I found it seems to be the problem of total batch size, when I use one node with 8 gpus, I got the result of 86.27%. Before that, I just use one node with one gpu.

EddieAy commented 1 year ago

I found it seems to be the problem of total batch size, when I use one node with 8 gpus, I got the result of 86.27%. Before that, I just use one node with one gpu.

https://github.com/facebookresearch/dinov2/issues/134#issuecomment-1630981911 It seems that you can use one node with 8 gpus ?
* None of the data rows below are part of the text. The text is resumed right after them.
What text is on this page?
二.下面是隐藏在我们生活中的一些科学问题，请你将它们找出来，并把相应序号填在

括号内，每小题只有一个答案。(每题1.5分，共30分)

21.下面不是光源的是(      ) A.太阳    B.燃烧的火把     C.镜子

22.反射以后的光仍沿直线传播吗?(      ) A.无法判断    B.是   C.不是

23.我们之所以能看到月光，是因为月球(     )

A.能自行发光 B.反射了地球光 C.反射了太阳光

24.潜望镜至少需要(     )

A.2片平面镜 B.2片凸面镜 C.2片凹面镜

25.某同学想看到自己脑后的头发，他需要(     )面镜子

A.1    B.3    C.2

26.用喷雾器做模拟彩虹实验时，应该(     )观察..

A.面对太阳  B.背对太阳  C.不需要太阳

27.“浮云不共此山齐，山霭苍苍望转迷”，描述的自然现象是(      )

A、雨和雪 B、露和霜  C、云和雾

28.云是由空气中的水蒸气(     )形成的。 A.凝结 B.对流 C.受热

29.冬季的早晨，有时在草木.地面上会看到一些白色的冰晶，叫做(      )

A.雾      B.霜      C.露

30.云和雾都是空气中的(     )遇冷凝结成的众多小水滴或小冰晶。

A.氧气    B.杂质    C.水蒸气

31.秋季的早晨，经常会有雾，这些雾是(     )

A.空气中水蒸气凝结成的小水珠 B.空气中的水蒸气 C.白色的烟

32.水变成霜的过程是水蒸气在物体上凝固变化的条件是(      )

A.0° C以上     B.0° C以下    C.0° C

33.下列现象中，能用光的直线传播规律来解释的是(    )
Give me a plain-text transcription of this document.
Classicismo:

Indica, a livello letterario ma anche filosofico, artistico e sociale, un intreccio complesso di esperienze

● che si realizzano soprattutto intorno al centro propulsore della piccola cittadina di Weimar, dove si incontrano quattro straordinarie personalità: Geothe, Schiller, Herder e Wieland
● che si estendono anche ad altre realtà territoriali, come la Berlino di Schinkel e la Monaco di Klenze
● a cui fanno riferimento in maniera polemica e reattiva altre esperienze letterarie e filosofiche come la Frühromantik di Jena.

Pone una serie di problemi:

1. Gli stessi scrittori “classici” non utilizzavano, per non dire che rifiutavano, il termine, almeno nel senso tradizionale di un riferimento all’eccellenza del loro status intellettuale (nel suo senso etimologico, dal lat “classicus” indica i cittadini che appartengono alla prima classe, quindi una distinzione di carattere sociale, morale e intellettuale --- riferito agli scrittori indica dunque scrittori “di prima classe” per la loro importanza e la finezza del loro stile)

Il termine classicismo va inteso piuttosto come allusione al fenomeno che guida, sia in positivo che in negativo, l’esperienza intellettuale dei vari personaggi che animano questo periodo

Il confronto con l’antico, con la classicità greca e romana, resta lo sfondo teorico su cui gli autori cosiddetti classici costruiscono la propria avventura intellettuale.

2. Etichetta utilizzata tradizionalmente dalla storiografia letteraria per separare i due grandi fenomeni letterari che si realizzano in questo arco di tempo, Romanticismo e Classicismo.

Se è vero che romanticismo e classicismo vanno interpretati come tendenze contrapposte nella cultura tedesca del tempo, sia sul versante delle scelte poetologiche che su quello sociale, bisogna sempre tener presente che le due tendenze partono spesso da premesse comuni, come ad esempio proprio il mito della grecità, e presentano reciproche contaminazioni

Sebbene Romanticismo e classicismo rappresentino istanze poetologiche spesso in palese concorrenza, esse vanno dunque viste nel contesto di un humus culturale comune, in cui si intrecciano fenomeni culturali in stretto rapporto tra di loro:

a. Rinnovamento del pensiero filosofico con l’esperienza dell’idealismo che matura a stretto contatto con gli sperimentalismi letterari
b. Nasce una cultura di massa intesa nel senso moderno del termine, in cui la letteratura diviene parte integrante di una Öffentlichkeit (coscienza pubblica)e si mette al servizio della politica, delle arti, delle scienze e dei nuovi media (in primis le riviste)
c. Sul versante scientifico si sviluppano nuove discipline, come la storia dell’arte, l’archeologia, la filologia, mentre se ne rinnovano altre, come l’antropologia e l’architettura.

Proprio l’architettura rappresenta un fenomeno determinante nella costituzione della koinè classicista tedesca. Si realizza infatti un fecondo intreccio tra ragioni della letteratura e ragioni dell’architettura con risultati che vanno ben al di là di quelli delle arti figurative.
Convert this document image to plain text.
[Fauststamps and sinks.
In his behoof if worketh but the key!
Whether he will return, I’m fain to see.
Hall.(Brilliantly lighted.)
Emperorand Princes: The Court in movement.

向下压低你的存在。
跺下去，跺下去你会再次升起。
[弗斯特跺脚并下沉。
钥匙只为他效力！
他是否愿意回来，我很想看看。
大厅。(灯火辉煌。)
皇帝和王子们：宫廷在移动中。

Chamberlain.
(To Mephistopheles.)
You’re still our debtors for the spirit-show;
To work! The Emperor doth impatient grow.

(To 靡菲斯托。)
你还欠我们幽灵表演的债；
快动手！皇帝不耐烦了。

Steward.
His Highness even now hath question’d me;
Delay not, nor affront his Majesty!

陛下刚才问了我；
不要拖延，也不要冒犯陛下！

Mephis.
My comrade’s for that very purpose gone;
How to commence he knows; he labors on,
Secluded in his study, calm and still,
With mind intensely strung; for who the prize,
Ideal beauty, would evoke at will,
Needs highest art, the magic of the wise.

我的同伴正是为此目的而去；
XiaohuJoshua commented 1 year ago

I found it seems to be the problem of total batch size, when I use one node with 8 gpus, I got the result of 86.27%. Before that, I just use one node with one gpu.

#134 (comment) It seems that you can use one node with 8 gpus ?

My script is like:

python -m torch.distributed.launch --nproc_per_node=8 --use_env dinov2/eval/linear.py ......

I guess the linear evaluation is fine as long as it is running with 8 GPUs.